Let $0<\alpha<\pi$ be the solution to $\frac{\alpha-\sin\alpha}{2}=\frac{\pi}{5}$ (so $\alpha\approx 2.11314$). $\arg(Z_2)=\pi-\frac{\alpha}{2}$.
Let $0<\beta<\pi$ be the solution to $\frac{\beta-\sin\beta}{2}=\frac{2\pi}{5}$ (so $\beta\approx 2.8248$). $\arg(\overline{Z_1})=\arg(Z_2)-\beta=\pi-\frac{\alpha}{2}-\beta$.

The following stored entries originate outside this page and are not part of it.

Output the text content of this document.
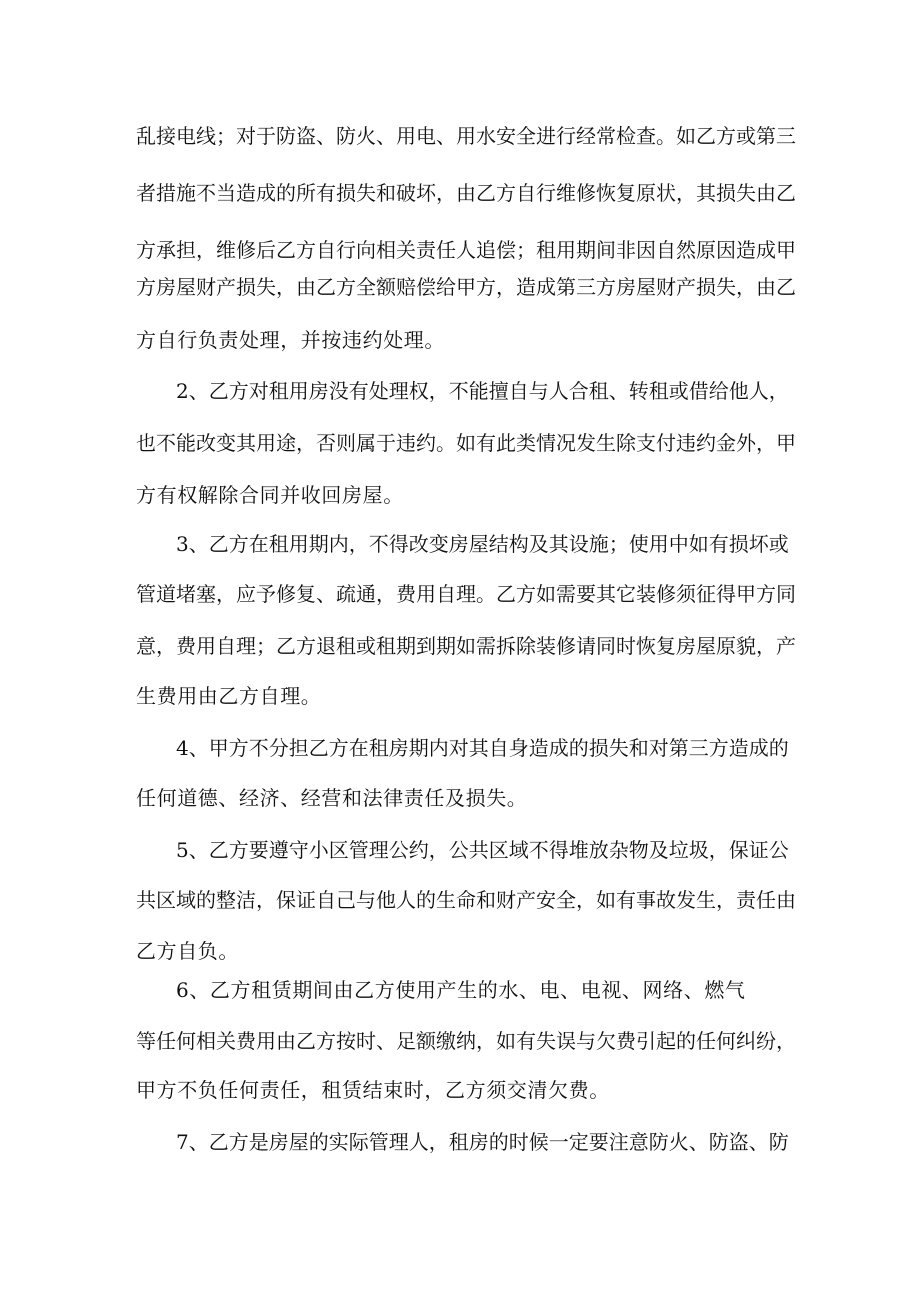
乱接电线；对于防盗、防火、用电、用水安全进行经常检查。如乙方或第三
者措施不当造成的所有损失和破坏，由乙方自行维修恢复原状，其损失由乙
方承担，维修后乙方自行向相关责任人追偿；租用期间非因自然原因造成甲
方房屋财产损失，由乙方全额赔偿给甲方，造成第三方房屋财产损失，由乙
方自行负责处理，并按违约处理。
2、乙方对租用房没有处理权，不能擅自与人合租、转租或借给他人，
也不能改变其用途，否则属于违约。如有此类情况发生除支付违约金外，甲
方有权解除合同并收回房屋。
3、乙方在租用期内，不得改变房屋结构及其设施；使用中如有损坏或
管道堵塞，应予修复、疏通，费用自理。乙方如需要其它装修须征得甲方同
意，费用自理；乙方退租或租期到期如需拆除装修请同时恢复房屋原貌，产
生费用由乙方自理。
4、甲方不分担乙方在租房期内对其自身造成的损失和对第三方造成的
任何道德、经济、经营和法律责任及损失。
5、乙方要遵守小区管理公约，公共区域不得堆放杂物及垃圾，保证公
共区域的整洁，保证自己与他人的生命和财产安全，如有事故发生，责任由
乙方自负。
6、乙方租赁期间由乙方使用产生的水、电、电视、网络、燃气
等任何相关费用由乙方按时、足额缴纳，如有失误与欠费引起的任何纠纷，
甲方不负任何责任，租赁结束时，乙方须交清欠费。
7、乙方是房屋的实际管理人，租房的时候一定要注意防火、防盗、防
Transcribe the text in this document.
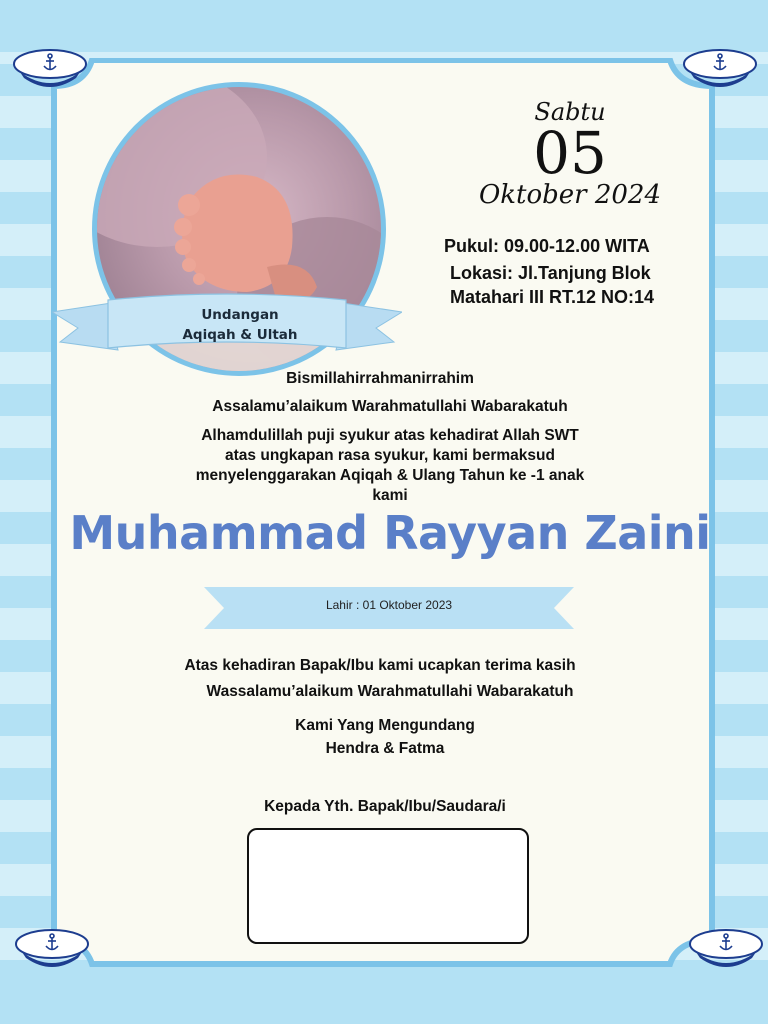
Undangan
Aqiqah & Ultah
Sabtu
05
Oktober 2024
Pukul: 09.00-12.00 WITA
Lokasi: Jl.Tanjung Blok
Matahari III RT.12 NO:14
Bismillahirrahmanirrahim
Assalamu’alaikum Warahmatullahi Wabarakatuh
Alhamdulillah puji syukur atas kehadirat Allah SWT
atas ungkapan rasa syukur, kami bermaksud
menyelenggarakan Aqiqah & Ulang Tahun ke -1 anak
kami
Muhammad Rayyan Zaini
Lahir : 01 Oktober 2023
Atas kehadiran Bapak/Ibu kami ucapkan terima kasih
Wassalamu’alaikum Warahmatullahi Wabarakatuh
Kami Yang Mengundang
Hendra & Fatma
Kepada Yth. Bapak/Ibu/Saudara/i
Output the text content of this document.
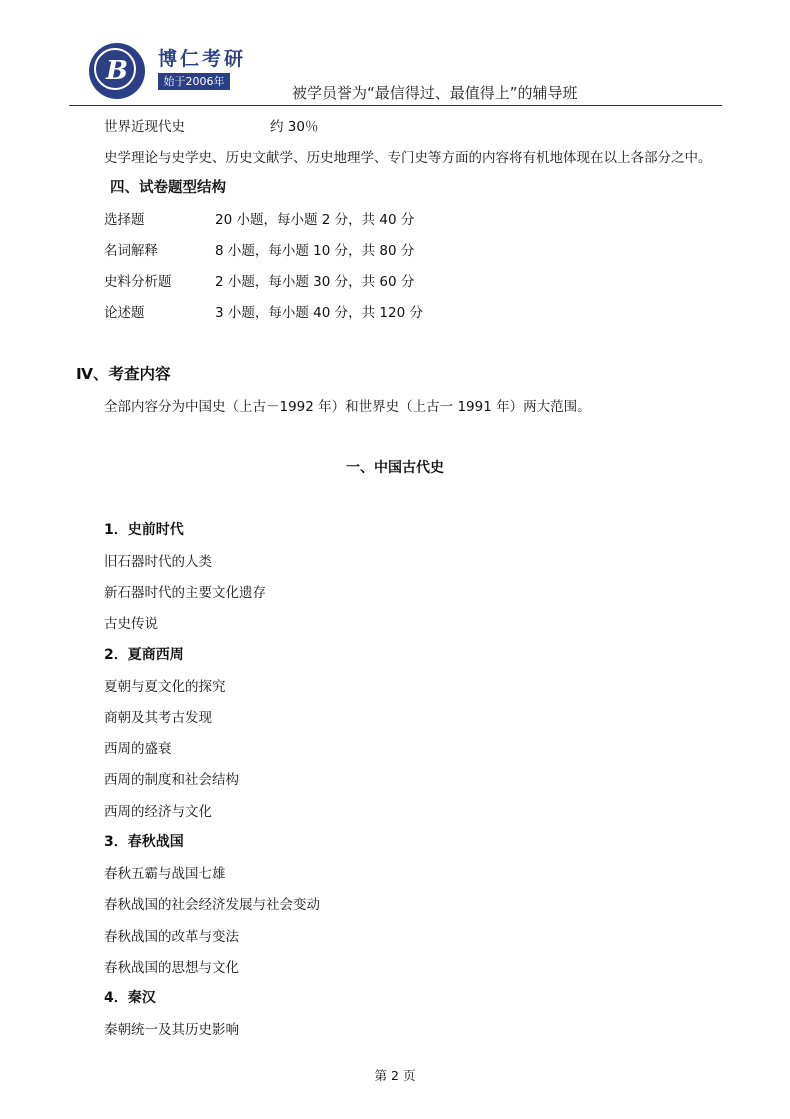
B	博仁考研
始于2006年
被学员誉为“最信得过、最值得上”的辅导班
世界近现代史	约 30％
史学理论与史学史、历史文献学、历史地理学、专门史等方面的内容将有机地体现在以上各部分之中。
四、试卷题型结构
选择题	20 小题，每小题 2 分，共 40 分
名词解释	8 小题，每小题 10 分，共 80 分
史料分析题	2 小题，每小题 30 分，共 60 分
论述题	3 小题，每小题 40 分，共 120 分
Ⅳ、考查内容
全部内容分为中国史（上古－1992 年）和世界史（上古一 1991 年）两大范围。
一、中国古代史
1．史前时代
旧石器时代的人类
新石器时代的主要文化遗存
古史传说
2．夏商西周
夏朝与夏文化的探究
商朝及其考古发现
西周的盛衰
西周的制度和社会结构
西周的经济与文化
3．春秋战国
春秋五霸与战国七雄
春秋战国的社会经济发展与社会变动
春秋战国的改革与变法
春秋战国的思想与文化
4．秦汉
秦朝统一及其历史影响
第 2 页
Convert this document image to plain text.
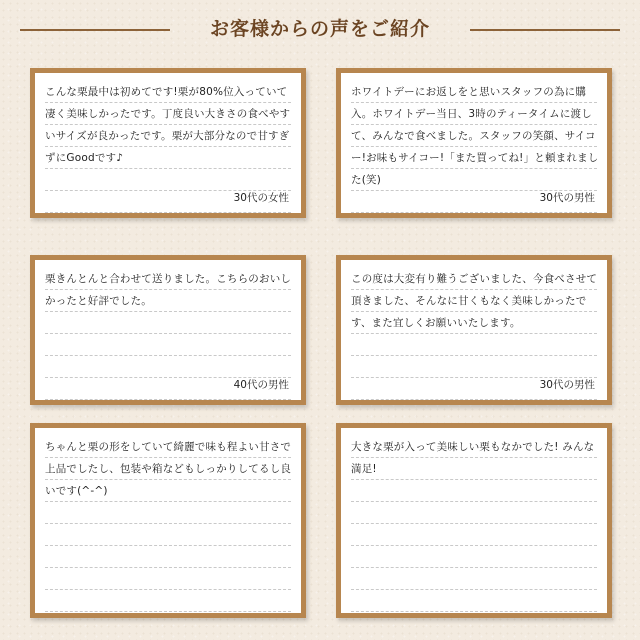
お客様からの声をご紹介
こんな栗最中は初めてです!栗が80%位入っていて凄く美味しかったです。丁度良い大きさの食べやすいサイズが良かったです。栗が大部分なので甘すぎずにGoodです♪
30代の女性
ホワイトデーにお返しをと思いスタッフの為に購入。ホワイトデー当日、3時のティータイムに渡して、みんなで食べました。スタッフの笑顔、サイコー!お味もサイコー!「また買ってね!」と頼まれました(笑)
30代の男性
栗きんとんと合わせて送りました。こちらのおいしかったと好評でした。
40代の男性
この度は大変有り難うございました、今食べさせて頂きました、そんなに甘くもなく美味しかったです、また宜しくお願いいたします。
30代の男性
ちゃんと栗の形をしていて綺麗で味も程よい甘さで上品でしたし、包装や箱などもしっかりしてるし良いです(^-^)
大きな栗が入って美味しい栗もなかでした! みんな満足!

Any point on the line segment joining $Z_2$ and $\overline{Z_1}$ is a linear combination of these two points, $t\cdot Z_2+(1-t)\overline{Z_1}$ with $0. The intersection of that line segment and the line segment joining $\overline{Z_2}$ and $Z_1$ has imaginary part $0$. Solving for $t$ in terms of $\alpha$ and $\beta$ yields $t=\frac{1}{2}\csc\frac{\beta}{2}\sec\frac{\alpha+\beta}{2}\sin(\frac{\alpha}{2}+\beta)$ ($t\approx 0.436382$). The location of the point of intersection of the two lines is at $-\cos\frac{\beta}{2}\sec\frac{\alpha+\beta}{2}+0i$ ($\approx 0.20166$).
Now, the area of the region determined by this point of intersection, $Z_1$, $\overline{Z_1}$, and the circle is the area of the segment of the circle plus the area of the triangle determined by those three points. The area of the segment of the circle is $\frac{2\arg(Z_1)-\sin(2\arg(Z_1))}{2}=\frac{1}{2}(\alpha+2\beta-2\pi-\sin(\alpha+2\beta))$ $\approx 0.241854$; the area of the triangle is $|\sin^2(\frac{\alpha}{2}+\beta)\tan\frac{\alpha+\beta}{2}|\approx 0.361977$ (found using shoelace method with the three vertices). The total area of the region is thus $\approx 0.603831<0.628319\approx\frac{\pi}{5}$.